A livello nazionale, tra il 2019 e il 2024, il numero dei medici di base è diminuito di oltre 5.000 unità, rendendo sempre più difficile per i cittadini trovare assistenza. Questo fenomeno si intreccia con l’invecchiamento della popolazione, che comporta un aumento della domanda sanitaria.
In Puglia, il rapporto tra medici e pazienti supera i livelli considerati ottimali. L’Accordo Collettivo Nazionale indica come soglia ideale un medico ogni 1.200 assistiti, ma nella regione il dato medio è di 1.331 pazienti per medico. Inoltre, tra il 2019 e il 2024 si è registrato un calo del 23,6% dei medici di famiglia, tra i più alti in Italia.
Sul fronte del ricambio, nel 2025 si è registrato un numero di candidati superiore ai posti disponibili, anche in Puglia. Tuttavia, le nuove leve non saranno sufficienti a compensare i pensionamenti, anche a causa delle borse non assegnate e dell’abbandono del percorso formativo da parte di circa il 20% degli iscritti.

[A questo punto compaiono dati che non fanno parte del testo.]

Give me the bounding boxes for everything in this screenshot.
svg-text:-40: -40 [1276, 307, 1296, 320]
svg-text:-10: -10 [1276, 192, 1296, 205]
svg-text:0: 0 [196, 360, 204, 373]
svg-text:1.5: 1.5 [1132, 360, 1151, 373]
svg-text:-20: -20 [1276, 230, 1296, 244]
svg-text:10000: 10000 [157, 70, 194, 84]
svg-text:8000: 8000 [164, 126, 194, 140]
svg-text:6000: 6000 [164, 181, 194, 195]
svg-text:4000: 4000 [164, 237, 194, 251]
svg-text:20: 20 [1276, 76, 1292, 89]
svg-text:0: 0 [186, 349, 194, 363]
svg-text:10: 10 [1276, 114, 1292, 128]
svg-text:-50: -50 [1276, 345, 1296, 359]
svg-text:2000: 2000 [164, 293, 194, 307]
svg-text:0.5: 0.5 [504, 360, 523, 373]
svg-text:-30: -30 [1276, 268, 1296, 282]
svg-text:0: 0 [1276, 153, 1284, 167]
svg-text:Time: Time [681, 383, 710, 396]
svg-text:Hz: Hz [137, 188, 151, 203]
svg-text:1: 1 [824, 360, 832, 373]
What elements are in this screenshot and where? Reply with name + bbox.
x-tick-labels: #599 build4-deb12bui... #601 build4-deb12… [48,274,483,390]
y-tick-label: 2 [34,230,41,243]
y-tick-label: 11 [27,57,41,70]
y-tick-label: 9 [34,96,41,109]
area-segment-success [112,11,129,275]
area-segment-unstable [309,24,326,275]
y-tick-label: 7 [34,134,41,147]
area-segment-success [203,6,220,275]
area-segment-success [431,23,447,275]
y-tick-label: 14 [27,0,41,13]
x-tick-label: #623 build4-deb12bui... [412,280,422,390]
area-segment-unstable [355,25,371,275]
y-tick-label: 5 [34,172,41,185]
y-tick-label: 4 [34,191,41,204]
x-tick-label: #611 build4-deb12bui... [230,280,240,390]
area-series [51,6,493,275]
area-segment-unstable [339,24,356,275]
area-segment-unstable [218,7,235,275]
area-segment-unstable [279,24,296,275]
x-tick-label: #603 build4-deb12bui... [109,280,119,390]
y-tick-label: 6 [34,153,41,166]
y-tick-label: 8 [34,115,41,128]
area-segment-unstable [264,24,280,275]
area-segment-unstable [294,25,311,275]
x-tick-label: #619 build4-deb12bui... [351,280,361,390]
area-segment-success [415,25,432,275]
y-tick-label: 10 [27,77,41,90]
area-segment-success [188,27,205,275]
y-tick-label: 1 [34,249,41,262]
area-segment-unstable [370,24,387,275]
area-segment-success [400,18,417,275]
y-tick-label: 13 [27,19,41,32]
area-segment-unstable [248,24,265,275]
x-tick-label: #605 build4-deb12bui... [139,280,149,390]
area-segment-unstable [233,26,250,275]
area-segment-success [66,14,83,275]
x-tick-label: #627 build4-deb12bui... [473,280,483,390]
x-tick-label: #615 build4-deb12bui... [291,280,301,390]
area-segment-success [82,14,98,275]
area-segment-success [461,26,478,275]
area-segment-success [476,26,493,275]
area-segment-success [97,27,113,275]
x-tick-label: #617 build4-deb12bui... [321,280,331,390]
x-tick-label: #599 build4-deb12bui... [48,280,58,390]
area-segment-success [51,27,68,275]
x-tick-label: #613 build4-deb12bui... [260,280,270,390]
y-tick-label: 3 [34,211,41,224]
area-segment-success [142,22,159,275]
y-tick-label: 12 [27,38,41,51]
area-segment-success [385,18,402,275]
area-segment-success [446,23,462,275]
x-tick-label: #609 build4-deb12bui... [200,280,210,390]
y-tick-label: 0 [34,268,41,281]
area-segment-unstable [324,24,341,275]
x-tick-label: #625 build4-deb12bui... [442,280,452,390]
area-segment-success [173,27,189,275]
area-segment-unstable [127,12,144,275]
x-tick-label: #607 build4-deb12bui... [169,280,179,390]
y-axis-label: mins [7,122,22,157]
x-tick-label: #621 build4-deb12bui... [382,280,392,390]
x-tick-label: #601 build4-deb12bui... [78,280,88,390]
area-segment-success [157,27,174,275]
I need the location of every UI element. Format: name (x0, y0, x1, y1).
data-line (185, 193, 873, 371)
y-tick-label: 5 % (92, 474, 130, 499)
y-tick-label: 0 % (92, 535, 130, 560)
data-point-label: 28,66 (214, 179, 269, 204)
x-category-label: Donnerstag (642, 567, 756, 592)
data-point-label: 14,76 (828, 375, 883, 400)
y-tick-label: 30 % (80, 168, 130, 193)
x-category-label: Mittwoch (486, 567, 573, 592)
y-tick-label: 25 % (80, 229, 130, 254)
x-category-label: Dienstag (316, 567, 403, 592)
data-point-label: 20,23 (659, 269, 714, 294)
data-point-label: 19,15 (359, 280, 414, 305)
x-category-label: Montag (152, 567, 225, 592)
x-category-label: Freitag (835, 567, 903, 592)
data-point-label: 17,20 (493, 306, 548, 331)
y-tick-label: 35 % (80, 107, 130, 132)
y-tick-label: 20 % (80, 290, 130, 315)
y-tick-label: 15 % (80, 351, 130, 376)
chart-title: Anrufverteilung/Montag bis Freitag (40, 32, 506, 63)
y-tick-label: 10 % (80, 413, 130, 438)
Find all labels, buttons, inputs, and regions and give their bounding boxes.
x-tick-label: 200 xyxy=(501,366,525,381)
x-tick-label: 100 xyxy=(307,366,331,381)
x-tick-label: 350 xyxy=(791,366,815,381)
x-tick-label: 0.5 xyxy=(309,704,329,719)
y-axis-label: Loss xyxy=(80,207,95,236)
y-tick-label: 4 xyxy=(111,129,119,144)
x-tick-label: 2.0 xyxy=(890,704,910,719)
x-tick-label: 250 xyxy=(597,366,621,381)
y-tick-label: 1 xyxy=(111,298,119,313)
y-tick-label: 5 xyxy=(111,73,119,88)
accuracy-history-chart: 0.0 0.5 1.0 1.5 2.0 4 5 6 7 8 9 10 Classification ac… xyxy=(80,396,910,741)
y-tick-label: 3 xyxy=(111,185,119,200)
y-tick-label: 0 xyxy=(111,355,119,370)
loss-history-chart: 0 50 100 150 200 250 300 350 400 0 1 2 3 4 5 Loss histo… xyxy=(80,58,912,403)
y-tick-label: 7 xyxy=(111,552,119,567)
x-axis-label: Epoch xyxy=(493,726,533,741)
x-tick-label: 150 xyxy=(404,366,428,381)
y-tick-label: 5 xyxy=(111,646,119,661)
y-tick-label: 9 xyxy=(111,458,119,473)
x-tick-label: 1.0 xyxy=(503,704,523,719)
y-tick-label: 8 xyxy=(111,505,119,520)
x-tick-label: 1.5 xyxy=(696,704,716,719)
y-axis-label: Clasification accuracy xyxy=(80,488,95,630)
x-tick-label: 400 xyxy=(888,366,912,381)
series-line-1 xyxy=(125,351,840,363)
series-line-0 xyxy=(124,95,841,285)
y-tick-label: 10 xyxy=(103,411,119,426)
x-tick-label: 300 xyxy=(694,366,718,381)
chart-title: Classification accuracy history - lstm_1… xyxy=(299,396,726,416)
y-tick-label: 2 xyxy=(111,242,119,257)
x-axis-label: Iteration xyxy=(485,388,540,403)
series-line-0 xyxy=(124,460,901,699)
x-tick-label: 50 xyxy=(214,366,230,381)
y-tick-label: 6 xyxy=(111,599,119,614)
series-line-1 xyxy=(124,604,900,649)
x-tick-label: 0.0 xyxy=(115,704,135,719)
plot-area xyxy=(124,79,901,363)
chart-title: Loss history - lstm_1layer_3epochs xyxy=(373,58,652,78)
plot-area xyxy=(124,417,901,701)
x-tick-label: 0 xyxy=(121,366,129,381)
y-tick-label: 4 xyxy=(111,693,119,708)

Per fronteggiare l’emergenza sono state adottate misure temporanee, come l’aumento dell’età pensionabile e l’incremento del numero massimo di assistiti per medico. Interventi che però non risolvono il problema alla radice.
Secondo l’analisi, è necessaria una riforma complessiva della medicina generale. Senza una strategia strutturale, il rischio è quello di un sistema sempre più in difficoltà, incapace di garantire un’assistenza adeguata sul territorio.